Ist man nun bei beiden noch innerhalb der 20 Prozent oder schon drüber?

Danke.
 

Fritz Fleißig

VIP Nutzer*in
Mitglied seit
8 März 2013
Beiträge
3.322
Bewertungen
3.759
Das ist doch eigentlich ganz einfach. Während der ersten sechs Monate der Arbeitslosigkeit ist immer der bezogene Brutto-Arbeitslohn aus der alten Beschäftigung der Vergleichsmaßstab. Zumutbar ist ein neuer Brutto-Arbeitslohn, der um nicht mehr als 20/30 % darunter liegt.

Es ist der tatsächlich bezogene Bruttolohn in der alten Beschäftigung, wie er auch aus der Arbeitsbescheinigung hervorgeht, zu berücksichtigen, also einschließlich irgendwelcher Zuschläge.

Bei der neuen Beschäftigung kann man natürlich nur Zuschläge mitrechnen, die mit Sicherheit anfallen werden, aber keine ungewissen Leistungszuschläge oder ähnliches.

Falls die neue Arbeitszeit höher ist als die alte, muß die Zumutbarkeitsprüfung nicht nur hinsichtlich der absoluten Höhe, sondern auch bezüglich des Stundenlohnes durchgeführt werden. Die Zumutbarkeit darf also nicht durch eine längere Arbeitszeit hergestellt werden.

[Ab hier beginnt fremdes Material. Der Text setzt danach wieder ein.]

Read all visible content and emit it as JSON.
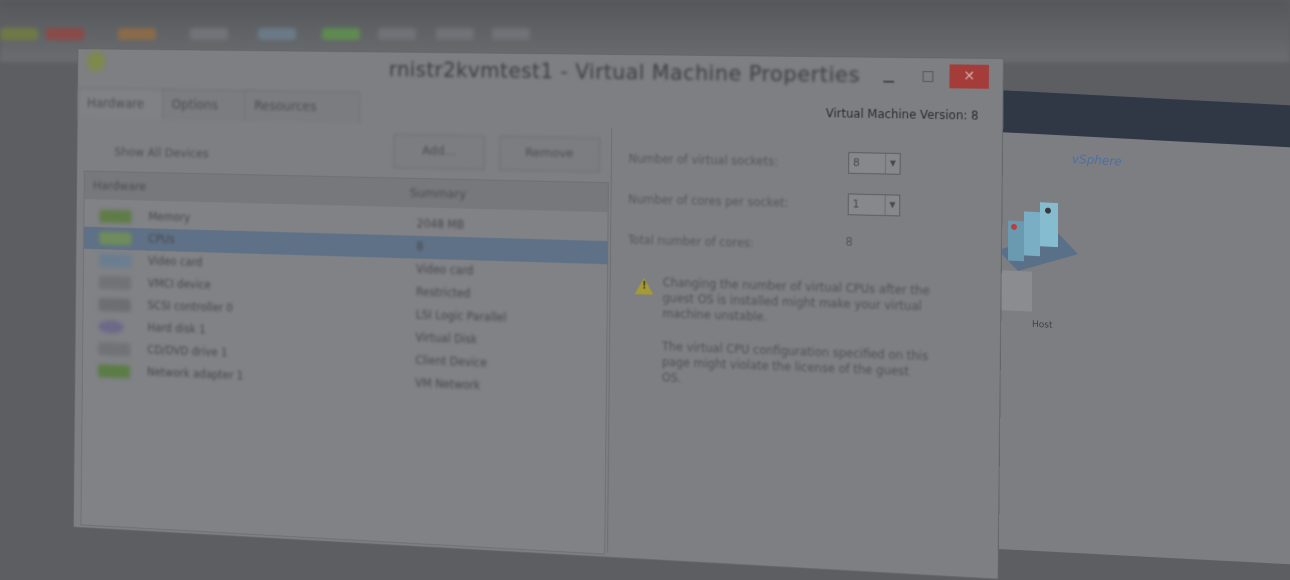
{
  "toolbar": {
    "labels": [
      "",
      ""
    ],
    "icon_colors": [
      "#6d7a45",
      "#8a4a48",
      "#8a6a4a",
      "#707478",
      "#6a7a86",
      "#5f8a52",
      "#6f7276",
      "#6f7276",
      "#6f7276"
    ]
  },
  "dialog": {
    "title": "rnistr2kvmtest1 - Virtual Machine Properties",
    "version_label": "Virtual Machine Version: 8",
    "tabs": [
      "Hardware",
      "Options",
      "Resources"
    ],
    "show_all_devices": "Show All Devices",
    "add_button": "Add...",
    "remove_button": "Remove",
    "hardware": {
      "columns": [
        "Hardware",
        "Summary"
      ],
      "rows": [
        {
          "name": "Memory",
          "summary": "2048 MB",
          "icon_color": "#5f7c48"
        },
        {
          "name": "CPUs",
          "summary": "8",
          "icon_color": "#6f8c5c",
          "selected": true
        },
        {
          "name": "Video card",
          "summary": "Video card",
          "icon_color": "#6a7e90"
        },
        {
          "name": "VMCI device",
          "summary": "Restricted",
          "icon_color": "#707276"
        },
        {
          "name": "SCSI controller 0",
          "summary": "LSI Logic Parallel",
          "icon_color": "#6c6e72"
        },
        {
          "name": "Hard disk 1",
          "summary": "Virtual Disk",
          "icon_color": "#6a6a88"
        },
        {
          "name": "CD/DVD drive 1",
          "summary": "Client Device",
          "icon_color": "#707276"
        },
        {
          "name": "Network adapter 1",
          "summary": "VM Network",
          "icon_color": "#5c7c46"
        }
      ]
    },
    "cpu": {
      "sockets_label": "Number of virtual sockets:",
      "sockets_value": "8",
      "cores_label": "Number of cores per socket:",
      "cores_value": "1",
      "total_label": "Total number of cores:",
      "total_value": "8",
      "warning": "Changing the number of virtual CPUs after the guest OS is installed might make your virtual machine unstable.",
      "license_note": "The virtual CPU configuration specified on this page might violate the license of the guest OS."
    }
  },
  "back_window": {
    "logo": "vSphere",
    "caption": "Host",
    "status": ""
  }
}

In den beiden Beispielen wäre das Angebot, jedenfalls auf den ersten Blick, finanziell noch zumutbar. Das müßte man freilich mal genau nachrechnen, denn auf einen "Grundlohn" allein kommt es nicht an.
 

Hartzeola

StarVIP Nutzer*in
Mitglied seit
10 August 2011
Beiträge
10.203
Bewertungen
3.451
2. Wie ist das zu berechnen, wenn Ein Grundlohn vorhanden ist und Zuschlage dazukommen. Wird dann nur mit dem Grundlohn gerechnet oder alles zusammen?

Zwei Beispielfragen ...

1. Alte Firma Bruttolohn 2400 Euro - neue Firma 2050 Euro ...
2. Alte Firma 13,50 Stundenlohn 40 Stunden-Woche- neue Firma 11 Euro Grundlohn - 37,5 Stunden-Woche

Ist man nun bei beiden noch innerhalb der 20 Prozent oder schon drüber?

Danke.

Wenn Du von einer Firma zu der anderen wechselst-ohne ALG I Bezug dazwischen-ist das Deine persönliche Sache.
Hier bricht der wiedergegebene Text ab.